May be I am holding Gettleman to too high a standard. After all he is an American lacking enough knowledge of local conditions to appreciate the nuances involved even in the midst of such disasters. But he is the Times’ bureau chief and because of that people take what he writes seriously. There must be a more humane way of telling the world about the problems afflicting the inhabitants of the arid and semi arid parts of Kenya.

I reiterate, this lifestyle is not sustainable

The Economist’s Middle East and Africa section has a piece on the plight of those exposed to environemntal disasters due to climate change. The article talks a bit about the nomads of northern Kenya and how their livelihood remain endangered as the place gets drier and the drought cycle shortens. As I have stated before, it is not enough for us to pretend that the type of lifestyles still maintained by the nomads of Kenya, and Africa in general, are sustainable. The simple truth is that they are not. It is 2009 and human beings should not still be living at the mercy of nature, if they can avoid it. It is time these communities were given incentives to start laying the groundwork for a sedentary lifestyle. This is not cultural imperialism or anything. It is what’s practical.

And by the way, it is not condescending to say that nomadic pastoralism belongs in the stateless past when there was no concept of land tenure or stuff like libraries and hospitals and schools that require a sedentary lifestyle. “Incentives” here means some sort of nudge in the right direction. And to be quite honest, sometimes communities might make the wrong choices if the state stays out of their business. If a community chooses a lifestyle that kills half its children before they are five, confines women to the fields and kitchen, promotes high illiteracy rates and is generally backward by universally accepted standards of human life then I believe that the state has a duty to intervene.

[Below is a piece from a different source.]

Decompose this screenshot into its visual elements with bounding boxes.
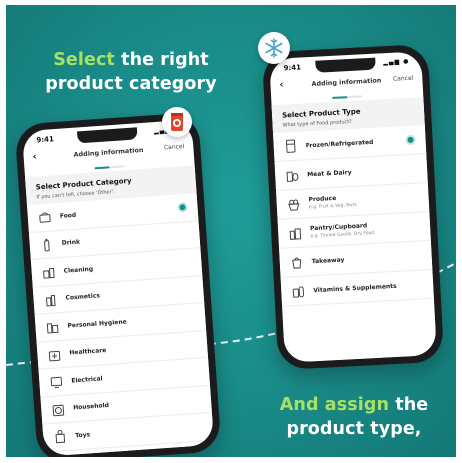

Now I know that for most of Africa the state is largely unable to do anything, and that is why there are NGOs everywhere (well to some extent). But this (the existence of an interventionist developmental state) ought to be the case.

How we can make the state do what it ought to do is another can of worms. But I think that right off the bat those involved in the development industry should always make it clear that the aim is to guarantee people a decent livelihood and not to merely make them comfortable in their poverty by pretending to “respect” their cultures and ways of life. This faux-respect is the kind of stuff that should never leave anthropology seminar rooms.

And going back to the Economist piece, the clown who wrote that piece should know that talking about the poor of the global south “picking up sticks” in conflicts is not cool. Such a condescending tone does not help anyone. The cheap humor is not worth it.